The magic behind misinformation

Social media’s individualized, instant, and streamlined communication provides users with up-to-date information on world events, community opinions, and trending memes. However, with the uptick in AI-generated content and extremist views, social media can be incredibly deceptive, with the gap between fact and fiction looming larger and larger. Most recently, the New York Times reported that misleading information regarding the Israel-Hamas war has impaired the authenticity of news outlets and social networks, such as X (formerly known as Twitter), Instagram, and more. Misinformation and social division influence one another, perpetuating a cycle of increasingly polarizing views.

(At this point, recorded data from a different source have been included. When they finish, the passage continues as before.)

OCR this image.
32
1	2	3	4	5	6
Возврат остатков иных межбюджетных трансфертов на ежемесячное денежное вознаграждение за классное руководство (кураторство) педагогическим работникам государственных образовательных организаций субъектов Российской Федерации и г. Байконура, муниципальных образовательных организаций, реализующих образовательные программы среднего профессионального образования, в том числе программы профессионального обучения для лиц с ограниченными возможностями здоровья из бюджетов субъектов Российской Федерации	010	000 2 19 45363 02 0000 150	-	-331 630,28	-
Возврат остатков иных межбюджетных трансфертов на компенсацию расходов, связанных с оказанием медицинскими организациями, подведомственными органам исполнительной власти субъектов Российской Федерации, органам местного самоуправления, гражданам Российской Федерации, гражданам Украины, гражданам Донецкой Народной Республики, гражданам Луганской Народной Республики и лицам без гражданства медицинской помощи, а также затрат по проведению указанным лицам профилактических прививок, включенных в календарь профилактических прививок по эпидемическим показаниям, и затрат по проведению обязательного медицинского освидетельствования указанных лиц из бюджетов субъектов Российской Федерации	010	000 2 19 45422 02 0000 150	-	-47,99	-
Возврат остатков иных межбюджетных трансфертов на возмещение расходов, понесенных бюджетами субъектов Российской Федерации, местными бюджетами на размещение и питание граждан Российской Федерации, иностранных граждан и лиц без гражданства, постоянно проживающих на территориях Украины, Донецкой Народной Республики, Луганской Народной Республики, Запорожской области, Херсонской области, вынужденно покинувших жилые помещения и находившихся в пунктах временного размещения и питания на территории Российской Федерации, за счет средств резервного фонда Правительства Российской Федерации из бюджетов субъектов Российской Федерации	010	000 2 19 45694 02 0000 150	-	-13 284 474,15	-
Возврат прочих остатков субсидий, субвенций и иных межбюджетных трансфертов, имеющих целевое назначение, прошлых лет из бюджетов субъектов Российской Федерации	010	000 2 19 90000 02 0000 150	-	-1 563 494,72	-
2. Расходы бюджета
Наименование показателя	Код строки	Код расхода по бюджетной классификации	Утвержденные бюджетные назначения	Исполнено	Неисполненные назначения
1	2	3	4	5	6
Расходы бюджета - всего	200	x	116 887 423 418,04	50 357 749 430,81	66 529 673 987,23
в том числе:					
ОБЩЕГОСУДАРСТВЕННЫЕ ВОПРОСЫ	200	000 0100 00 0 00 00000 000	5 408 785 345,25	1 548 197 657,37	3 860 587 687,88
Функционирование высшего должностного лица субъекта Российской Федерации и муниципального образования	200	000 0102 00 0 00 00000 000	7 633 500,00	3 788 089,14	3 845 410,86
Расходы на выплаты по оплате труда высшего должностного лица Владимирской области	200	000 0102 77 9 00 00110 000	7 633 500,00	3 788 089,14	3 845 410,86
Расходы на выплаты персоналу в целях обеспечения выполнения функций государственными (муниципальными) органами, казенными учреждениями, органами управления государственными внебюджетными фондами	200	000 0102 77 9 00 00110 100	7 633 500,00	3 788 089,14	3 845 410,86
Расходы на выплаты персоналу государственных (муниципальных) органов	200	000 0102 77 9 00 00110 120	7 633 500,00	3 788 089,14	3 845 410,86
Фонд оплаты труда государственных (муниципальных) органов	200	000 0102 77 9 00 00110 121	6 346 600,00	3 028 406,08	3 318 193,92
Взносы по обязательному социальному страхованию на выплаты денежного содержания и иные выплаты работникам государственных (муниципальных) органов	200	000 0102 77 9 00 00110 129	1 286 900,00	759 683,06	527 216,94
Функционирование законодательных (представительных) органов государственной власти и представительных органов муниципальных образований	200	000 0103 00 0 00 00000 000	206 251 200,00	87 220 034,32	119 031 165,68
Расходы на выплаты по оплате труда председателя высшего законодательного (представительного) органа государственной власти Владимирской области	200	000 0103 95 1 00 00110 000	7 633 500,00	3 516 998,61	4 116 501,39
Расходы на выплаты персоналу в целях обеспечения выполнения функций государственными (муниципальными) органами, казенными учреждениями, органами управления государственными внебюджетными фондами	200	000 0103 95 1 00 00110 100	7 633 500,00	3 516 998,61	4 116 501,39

At its core, misinformation can be defined as a type of illusion, where perception and interpretation are at odds with reality. To understand the fundamental techniques of illusionary observation and thought, researchers at the State University of New York Downstate Health Sciences investigated how magicians deceive their audience. These findings are key to discovering how to best combat misinformation, either as an audience member at a thrilling magician showcase or as a consumer of global digitized news.

Due to the finite amount of information humans process at a given time, psychologists believe that “attention” is a method used to emphasize a particular part of sensory information. As our attention shifts toward the item of focus, the human attentional system clouds the importance of everything else in that setting. Magicians take advantage of our narrow attentional system by utilizing a number of techniques that overwhelm our processes. For example, a sleight-of-hand technique along with storytelling might emotionally and cognitively engage the audience; while the audience is distracted, a gesture is likely to go unnoticed. Similarly, social media users are inclined to miss slight disconnections or reframings of a story when they are overwhelmed with information. Research suggests that watching videos containing multiple moving parts can prevent people from noticing important shifts in data. When moving parts are presented in rapid succession, it is also likely that viewers are unable to verify the accuracy and fact-check the information presented. This is a dangerous phenomenon in media consumerism, especially when streamlined information is received on a small ever-changing screen. The themes within images, videos, and text are viewed amidst a busy workday, resulting in a lack of time and effort to verify facts and shifts in developing stories.

Confirmation bias — a term used to describe people who search for, interpret, or recall data that supports their beliefs — can often push people to disengage from differing information and new perspectives.”

Our internal illusions — prior biases, expectations, and memories — heavily influence our concluding thoughts and values. Magicians use these illusions to predict the audience’s understanding of a particular trick, concealing a palmed coin or making a coin reappear. In the same way, we tend to trust information that is consistent with our preexisting ideals and notions. Confirmation bias — a term used to describe people who search for, interpret, or recall data that supports their beliefs — can often push people to disengage from differing information and new perspectives. Ultimately, users may reach a state of “social media fatigue” as new contradicting, unfamiliar, and uncomfortable information surfaces. However, to manipulate our biases, magicians use the power of repetition to overshadow our memories, recasting our experiences and then repeating these false events. Researchers propose that the repetition of highly irrational and implausible facts strengthens its credibility. In parallel, the way in which we process and encode memories can permanently shape our perception of an experience. Thus, although users can follow organizations, influencers, and brands, or interact with content they enjoy, their algorithm is still regulated to regurgitate the same information.

To battle these forms of misinformation, experts encourage creating an identifier to mark potentially inaccurate information. While this strategy may minimize the spread of misinformation, it doesn’t completely prevent the issue. Researchers also found that viewers of media will often ignore the warnings altogether. In contrast, when people come to view these warnings as indicators of inaccurate posts, they might mistakenly assume that any post lacking a warning is accurate, when, in reality, that is not the case.

Similar to the audiences at magician exhibits, it seems we are no better than unaware, mindless audience members, vulnerable to the exploitation of perceptive and cognitive illusions. The reduction and elimination of misinformation, though tricky, requires a multifaceted approach, researchers say — one that has the rigor to battle deceptive media monopolies.